Calculate the concentration (M) of sodium ions in a solution made by diluting 40.0ml of a 0.474m solution of sodium sulfide to a total volume of 300ml

To calculate the concentration (M) of sodium ions in the solution, you need to consider the dilution factor and the initial concentration of sodium in the solution. Follow these steps:

Step 1: Calculate the initial number of moles of sodium ions in the original solution.
The initial volume (V1) is 40.0 mL and the initial concentration (C1) is 0.474 M. Thus, the initial number of moles (n1) can be calculated using the formula:

n1 = C1 * V1

n1 = 0.474 M * 40.0 mL
Note that the units of volume must be consistent with the units of concentration, so we use mL for both.

Step 2: Calculate the final volume of the diluted solution.
The final volume of the solution (V2) is given as 300 mL.

Step 3: Use the dilution formula to calculate the final concentration of sodium ions.
The dilution formula is given as:

C1 * V1 = C2 * V2

Substituting the known values:

0.474 M * 40.0 mL = C2 * 300 mL

Rearranging the equation to solve for C2:

C2 = (0.474 M * 40.0 mL) / 300 mL

C2 ≈ 0.0632 M

Therefore, the concentration (M) of sodium ions in the diluted solution is approximately 0.0632 M.

To calculate the concentration of sodium ions in the diluted solution, we need to use the concept of dilution. Dilution is a process of reducing the concentration of a solute in a solution by adding more solvent to it.

Here's how you can calculate the concentration (M) of sodium ions in the diluted solution:

Step 1: Determine the moles of sodium ions in the initial solution.
We can use the formula: moles = concentration (M) x volume (L).

Given:
- Volume of initial solution (V1) = 40.0 mL = 0.040 L
- Concentration of initial solution (C1) = 0.474 M

Moles of sodium ions (n1) = C1 x V1

Step 2: Calculate the final volume of the diluted solution.
The final volume of the diluted solution (V2) is given as 300 mL = 0.300 L.
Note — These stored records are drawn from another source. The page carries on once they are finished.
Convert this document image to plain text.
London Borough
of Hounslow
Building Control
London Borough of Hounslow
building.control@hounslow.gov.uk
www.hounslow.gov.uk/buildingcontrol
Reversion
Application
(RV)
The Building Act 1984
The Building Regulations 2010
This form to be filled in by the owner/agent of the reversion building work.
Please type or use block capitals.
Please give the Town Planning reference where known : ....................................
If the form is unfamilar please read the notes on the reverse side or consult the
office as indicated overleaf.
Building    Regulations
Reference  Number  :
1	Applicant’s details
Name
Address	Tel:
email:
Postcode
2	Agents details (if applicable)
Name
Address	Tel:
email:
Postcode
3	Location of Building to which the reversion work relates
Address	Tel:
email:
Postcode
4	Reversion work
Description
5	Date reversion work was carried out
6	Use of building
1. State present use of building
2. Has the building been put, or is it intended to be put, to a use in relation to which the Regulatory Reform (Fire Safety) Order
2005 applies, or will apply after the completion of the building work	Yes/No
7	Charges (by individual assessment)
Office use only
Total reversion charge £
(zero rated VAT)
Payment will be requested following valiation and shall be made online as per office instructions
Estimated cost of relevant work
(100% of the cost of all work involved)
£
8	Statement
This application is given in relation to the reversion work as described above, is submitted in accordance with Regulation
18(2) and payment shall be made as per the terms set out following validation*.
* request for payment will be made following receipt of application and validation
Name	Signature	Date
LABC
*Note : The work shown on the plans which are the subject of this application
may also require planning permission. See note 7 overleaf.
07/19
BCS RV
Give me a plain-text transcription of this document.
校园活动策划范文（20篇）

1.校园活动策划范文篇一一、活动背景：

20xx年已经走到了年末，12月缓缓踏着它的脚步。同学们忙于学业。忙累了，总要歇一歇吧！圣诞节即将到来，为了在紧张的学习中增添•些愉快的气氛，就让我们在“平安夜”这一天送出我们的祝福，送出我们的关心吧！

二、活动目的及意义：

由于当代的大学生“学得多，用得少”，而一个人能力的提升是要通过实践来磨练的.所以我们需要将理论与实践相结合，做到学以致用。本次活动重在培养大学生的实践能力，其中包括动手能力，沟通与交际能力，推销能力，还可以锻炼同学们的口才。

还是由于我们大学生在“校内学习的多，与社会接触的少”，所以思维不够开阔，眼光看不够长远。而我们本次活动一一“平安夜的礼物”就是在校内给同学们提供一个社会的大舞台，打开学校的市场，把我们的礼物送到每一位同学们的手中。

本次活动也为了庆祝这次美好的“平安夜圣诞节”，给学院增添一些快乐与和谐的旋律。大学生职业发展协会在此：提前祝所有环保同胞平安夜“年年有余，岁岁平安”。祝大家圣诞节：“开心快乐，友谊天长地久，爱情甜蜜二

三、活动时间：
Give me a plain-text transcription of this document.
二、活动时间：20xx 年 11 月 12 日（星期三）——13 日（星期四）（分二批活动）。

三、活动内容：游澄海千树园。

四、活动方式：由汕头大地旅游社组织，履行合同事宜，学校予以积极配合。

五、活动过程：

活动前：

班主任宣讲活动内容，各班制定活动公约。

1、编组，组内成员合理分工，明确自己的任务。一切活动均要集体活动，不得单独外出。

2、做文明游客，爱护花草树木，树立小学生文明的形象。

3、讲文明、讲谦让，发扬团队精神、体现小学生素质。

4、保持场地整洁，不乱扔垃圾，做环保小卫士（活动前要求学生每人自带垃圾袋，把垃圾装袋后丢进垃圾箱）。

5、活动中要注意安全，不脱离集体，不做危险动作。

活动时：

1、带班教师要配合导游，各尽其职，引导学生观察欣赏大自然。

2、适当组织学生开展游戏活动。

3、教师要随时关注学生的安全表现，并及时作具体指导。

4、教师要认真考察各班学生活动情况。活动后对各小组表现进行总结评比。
Step 3: Apply the dilution formula to find the concentration of the diluted solution.
The formula for dilution is: C1V1 = C2V2, where C2 is the concentration of the diluted solution.

Rearranging the formula, we get:
C2 = (C1V1) / V2

Substituting the values:
C2 = (n1 / V1) / V2

Step 4: Calculate the concentration of sodium ions in the diluted solution.
Substitute the values of n1, V1, and V2 into the formula to calculate C2.

C2 = (n1 / V1) / V2

C2 = (0.474 M * 0.040 L) / 0.300 L

C2 = 0.0632 M

So, the concentration of sodium ions in the diluted solution is 0.0632 M.

Is this 0.474m or 0.474M? I assume you know there is a difference between the two.

M make it easier to do.

Start M Na2S = 0.474
New M Na2S after dilution = 0.474 x (40 mL/300 mL) = ?M Na2S
Since there are 2 Na ions for each molecule of Na2S, then (Na^+) will be just twice that of Na2S.